Hoofdstuk 32

3.1K 267 64
                                    

Misselijk. Ze was misselijk. Misselijk van walging en angst en verdriet en pijn. Haar emoties buitelden over elkaar heen, verweefden zich tot een geheel van verwarring en hopeloosheid en ze krulde zich op, haar bloederige handen voor haar gezicht houdend om het vreselijk tafereel voor haar neus te ontwijken. Ze snikte, voelde een metaalachtige smaak in haar mond. Het ruizen van het vuur was het sissen van de doden geworden.

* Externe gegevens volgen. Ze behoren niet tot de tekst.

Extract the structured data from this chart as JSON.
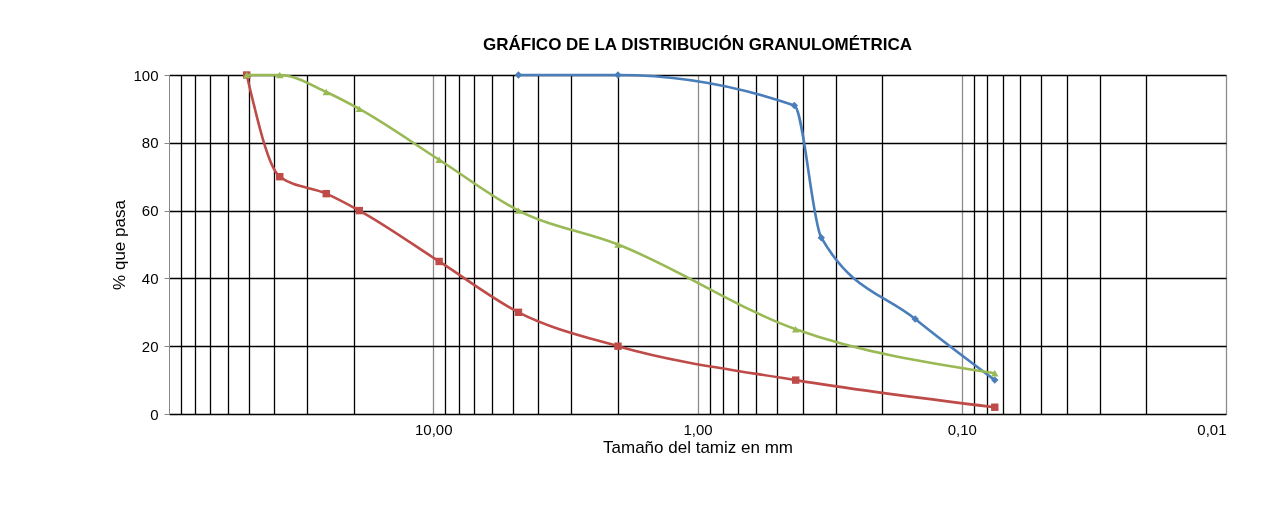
{
  "chart_data": {
    "type": "line",
    "title": "GRÁFICO DE LA DISTRIBUCIÓN GRANULOMÉTRICA",
    "xlabel": "Tamaño del tamiz en mm",
    "ylabel": "% que pasa",
    "log": "x",
    "grid": true,
    "xlim": [
      100,
      0.01
    ],
    "ylim": [
      0,
      100
    ],
    "yticks": [
      0,
      20,
      40,
      60,
      80,
      100
    ],
    "xticks": [
      {
        "value": 90,
        "label": null
      },
      {
        "value": 80,
        "label": null
      },
      {
        "value": 70,
        "label": null
      },
      {
        "value": 60,
        "label": null
      },
      {
        "value": 50,
        "label": null
      },
      {
        "value": 40,
        "label": null
      },
      {
        "value": 30,
        "label": null
      },
      {
        "value": 20,
        "label": null
      },
      {
        "value": 10,
        "label": "10,00"
      },
      {
        "value": 9,
        "label": null
      },
      {
        "value": 8,
        "label": null
      },
      {
        "value": 7,
        "label": null
      },
      {
        "value": 6,
        "label": null
      },
      {
        "value": 5,
        "label": null
      },
      {
        "value": 4,
        "label": null
      },
      {
        "value": 3,
        "label": null
      },
      {
        "value": 2,
        "label": null
      },
      {
        "value": 1,
        "label": "1,00"
      },
      {
        "value": 0.9,
        "label": null
      },
      {
        "value": 0.8,
        "label": null
      },
      {
        "value": 0.7,
        "label": null
      },
      {
        "value": 0.6,
        "label": null
      },
      {
        "value": 0.5,
        "label": null
      },
      {
        "value": 0.4,
        "label": null
      },
      {
        "value": 0.3,
        "label": null
      },
      {
        "value": 0.2,
        "label": null
      },
      {
        "value": 0.1,
        "label": "0,10"
      },
      {
        "value": 0.09,
        "label": null
      },
      {
        "value": 0.08,
        "label": null
      },
      {
        "value": 0.07,
        "label": null
      },
      {
        "value": 0.06,
        "label": null
      },
      {
        "value": 0.05,
        "label": null
      },
      {
        "value": 0.04,
        "label": null
      },
      {
        "value": 0.03,
        "label": null
      },
      {
        "value": 0.02,
        "label": null
      },
      {
        "value": 0.01,
        "label": "0,01"
      }
    ],
    "series": [
      {
        "color": "#4a7ebb",
        "marker": "diamond",
        "x": [
          4.76,
          2.0,
          0.43,
          0.34,
          0.15,
          0.075
        ],
        "values": [
          100,
          100,
          91,
          52,
          28,
          10
        ]
      },
      {
        "color": "#be4b48",
        "marker": "square",
        "x": [
          50.8,
          38.1,
          25.4,
          19.05,
          9.5,
          4.76,
          2.0,
          0.425,
          0.075
        ],
        "values": [
          100,
          70,
          65,
          60,
          45,
          30,
          20,
          10,
          2
        ]
      },
      {
        "color": "#98b954",
        "marker": "triangle",
        "x": [
          50.8,
          38.1,
          25.4,
          19.05,
          9.5,
          4.76,
          2.0,
          0.425,
          0.075
        ],
        "values": [
          100,
          100,
          95,
          90,
          75,
          60,
          50,
          25,
          12
        ]
      }
    ]
  }
}
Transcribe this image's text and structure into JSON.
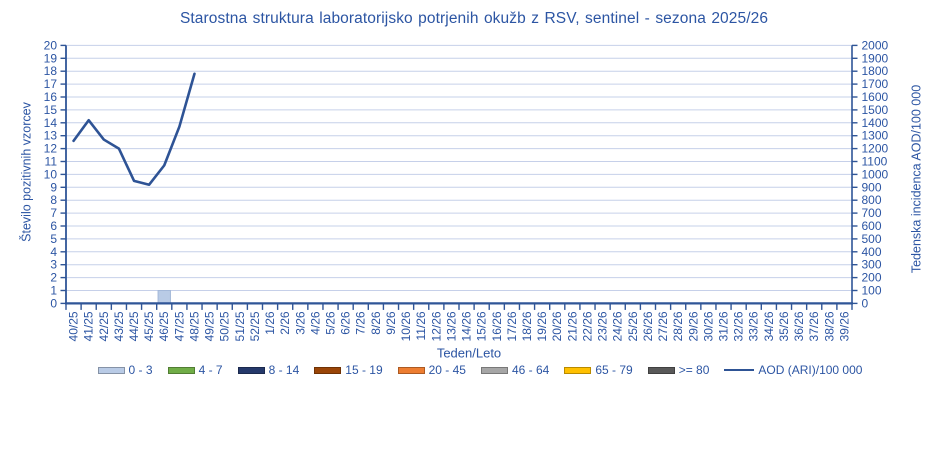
{
  "colors": {
    "text": "#2c55a3",
    "axis": "#2f5597",
    "grid": "#c6d0e9",
    "bar_border": "#a3b8d9"
  },
  "chart_data": {
    "type": "bar",
    "title": "Starostna struktura laboratorijsko potrjenih okužb z RSV, sentinel - sezona 2025/26",
    "xlabel": "Teden/Leto",
    "grid": "horizontal",
    "legend_position": "bottom",
    "categories": [
      "40/25",
      "41/25",
      "42/25",
      "43/25",
      "44/25",
      "45/25",
      "46/25",
      "47/25",
      "48/25",
      "49/25",
      "50/25",
      "51/25",
      "52/25",
      "1/26",
      "2/26",
      "3/26",
      "4/26",
      "5/26",
      "6/26",
      "7/26",
      "8/26",
      "9/26",
      "10/26",
      "11/26",
      "12/26",
      "13/26",
      "14/26",
      "15/26",
      "16/26",
      "17/26",
      "18/26",
      "19/26",
      "20/26",
      "21/26",
      "22/26",
      "23/26",
      "24/26",
      "25/26",
      "26/26",
      "27/26",
      "28/26",
      "29/26",
      "30/26",
      "31/26",
      "32/26",
      "33/26",
      "34/26",
      "35/26",
      "36/26",
      "37/26",
      "38/26",
      "39/26"
    ],
    "left_axis": {
      "label": "Število pozitivnih vzorcev",
      "min": 0,
      "max": 20,
      "step": 1
    },
    "right_axis": {
      "label": "Tedenska incidenca AOD/100 000",
      "min": 0,
      "max": 2000,
      "step": 100
    },
    "series": [
      {
        "name": "0 - 3",
        "type": "bar",
        "color": "#b9cbe6",
        "points": [
          {
            "category": "46/25",
            "value": 1
          }
        ]
      },
      {
        "name": "4 - 7",
        "type": "bar",
        "color": "#70ad47",
        "points": []
      },
      {
        "name": "8 - 14",
        "type": "bar",
        "color": "#25396b",
        "points": []
      },
      {
        "name": "15 - 19",
        "type": "bar",
        "color": "#9a4507",
        "points": []
      },
      {
        "name": "20 - 45",
        "type": "bar",
        "color": "#ed7d31",
        "points": []
      },
      {
        "name": "46 - 64",
        "type": "bar",
        "color": "#a6a6a6",
        "points": []
      },
      {
        "name": "65 - 79",
        "type": "bar",
        "color": "#ffc000",
        "points": []
      },
      {
        "name": ">= 80",
        "type": "bar",
        "color": "#595959",
        "points": []
      },
      {
        "name": "AOD (ARI)/100 000",
        "type": "line",
        "color": "#2e5395",
        "axis": "right",
        "x": [
          "40/25",
          "41/25",
          "42/25",
          "43/25",
          "44/25",
          "45/25",
          "46/25",
          "47/25",
          "48/25"
        ],
        "values": [
          1260,
          1420,
          1270,
          1200,
          950,
          920,
          1070,
          1370,
          1780
        ]
      }
    ]
  }
}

Het gekreun van de muren was het gegrom van het monster.

'Ik...' Haar stem stierf al snel weer weg, net zoals een stukje van haar net was gestorven. Ze voelde zich slap en zwak, alsof ze een zuigeling was die net op de wereld was gezet, maar het zonder moeder moest zien te redden.

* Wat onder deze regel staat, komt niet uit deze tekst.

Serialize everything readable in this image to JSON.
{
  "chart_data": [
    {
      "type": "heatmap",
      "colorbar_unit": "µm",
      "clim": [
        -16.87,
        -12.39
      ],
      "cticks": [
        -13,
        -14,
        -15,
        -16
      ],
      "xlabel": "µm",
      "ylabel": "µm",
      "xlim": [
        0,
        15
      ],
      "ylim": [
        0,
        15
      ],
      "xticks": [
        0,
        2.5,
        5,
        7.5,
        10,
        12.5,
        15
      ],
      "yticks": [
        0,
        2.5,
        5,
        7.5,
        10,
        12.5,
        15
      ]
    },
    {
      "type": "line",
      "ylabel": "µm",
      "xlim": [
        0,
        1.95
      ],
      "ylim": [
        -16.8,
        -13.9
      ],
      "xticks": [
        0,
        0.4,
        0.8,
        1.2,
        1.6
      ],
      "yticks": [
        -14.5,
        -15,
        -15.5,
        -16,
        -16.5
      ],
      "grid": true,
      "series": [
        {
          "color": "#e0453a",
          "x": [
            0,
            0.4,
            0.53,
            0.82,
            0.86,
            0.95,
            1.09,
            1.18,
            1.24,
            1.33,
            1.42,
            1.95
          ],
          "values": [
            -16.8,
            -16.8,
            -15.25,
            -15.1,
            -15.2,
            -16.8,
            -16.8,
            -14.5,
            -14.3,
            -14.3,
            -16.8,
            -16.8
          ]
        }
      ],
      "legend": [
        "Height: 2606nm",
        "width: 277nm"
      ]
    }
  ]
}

'Het is goed.' Die zachte stem, de manier waarop zijn handen teder haar lichaam omsloten en over haar rug streelden. Het moment waarop ze haar gezicht in de holte onder zijn oksel kon duwen en zijn geur kon opsnuiven; muskus, woud, zweet en rook.

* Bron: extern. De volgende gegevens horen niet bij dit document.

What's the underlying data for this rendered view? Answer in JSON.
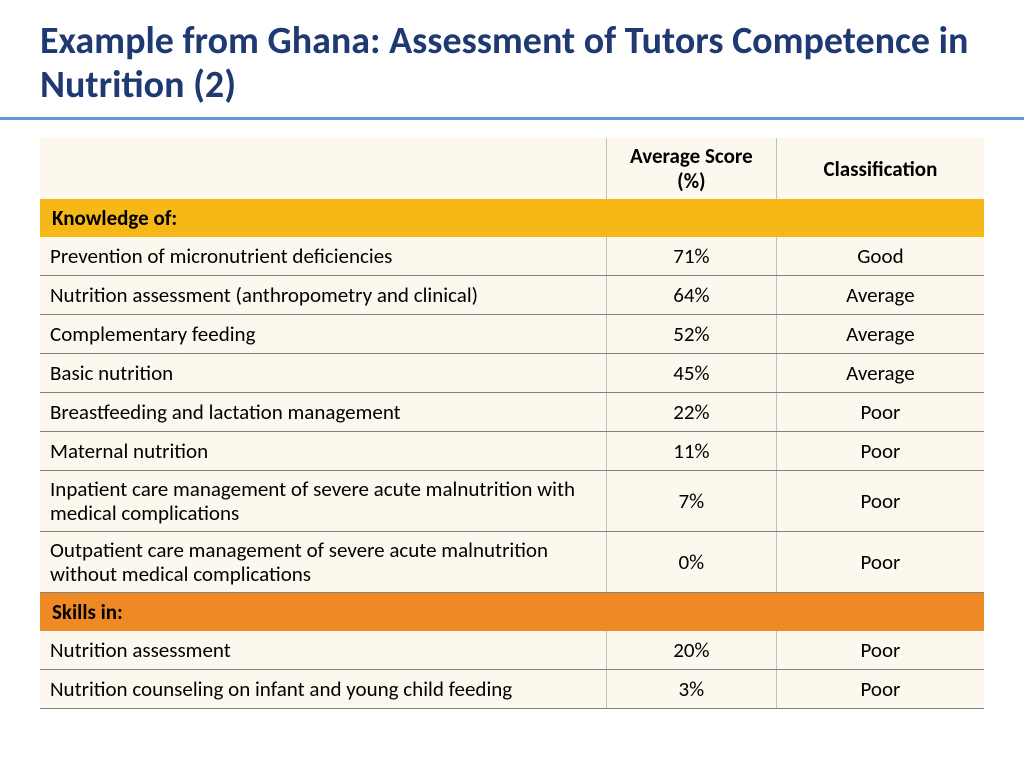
{
  "title": "Example from Ghana: Assessment of Tutors Competence in Nutrition (2)",
  "colors": {
    "title_color": "#1f3a73",
    "divider_color": "#5b9bd5",
    "table_bg": "#fdf8ed",
    "section_yellow": "#f5b817",
    "section_orange": "#ee8923",
    "row_border": "#808080",
    "cell_border": "#c0c0c0"
  },
  "table": {
    "columns": [
      "",
      "Average Score (%)",
      "Classification"
    ],
    "sections": [
      {
        "label": "Knowledge of:",
        "style": "yellow",
        "rows": [
          {
            "label": "Prevention of micronutrient deficiencies",
            "score": "71%",
            "class": "Good"
          },
          {
            "label": "Nutrition assessment (anthropometry and clinical)",
            "score": "64%",
            "class": "Average"
          },
          {
            "label": "Complementary feeding",
            "score": "52%",
            "class": "Average"
          },
          {
            "label": "Basic nutrition",
            "score": "45%",
            "class": "Average"
          },
          {
            "label": "Breastfeeding and lactation management",
            "score": "22%",
            "class": "Poor"
          },
          {
            "label": "Maternal nutrition",
            "score": "11%",
            "class": "Poor"
          },
          {
            "label": "Inpatient care management of severe acute malnutrition with medical complications",
            "score": "7%",
            "class": "Poor"
          },
          {
            "label": "Outpatient care management of severe acute malnutrition without medical complications",
            "score": "0%",
            "class": "Poor"
          }
        ]
      },
      {
        "label": "Skills in:",
        "style": "orange",
        "rows": [
          {
            "label": "Nutrition assessment",
            "score": "20%",
            "class": "Poor"
          },
          {
            "label": "Nutrition counseling on infant and young child feeding",
            "score": "3%",
            "class": "Poor"
          }
        ]
      }
    ]
  }
}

Tranen begonnen te stromen, drupten op zijn donkere gewaad. Het zachte getik van klauwen op steen klonk achter haar en ze wist dat haar wolf dicht bij hen was. Ze voelde zijn aanwezigheid naar de hare reikend, zoekend naar haar gevoelens en gedachten, maar ze duwde hem weg en zonderde zich af om alleen te zijn in de donkere krochten van haar ziel.

De demon die haar omarmde, strekte zijn donkere vleugels uit zodat ze kon wegkruipen in zijn duisternis.

Voorzichtig legde ze haar hoofd tegen zijn stenen borst, om te luisteren naar zijn hart van ijs. Het klopte. Het klopte snel en vurig, smekend om te leven. Haar vingers klauwden in het stof van zijn gewaad, vouwden zich er muurvast omheen, en ze sloot haar ogen.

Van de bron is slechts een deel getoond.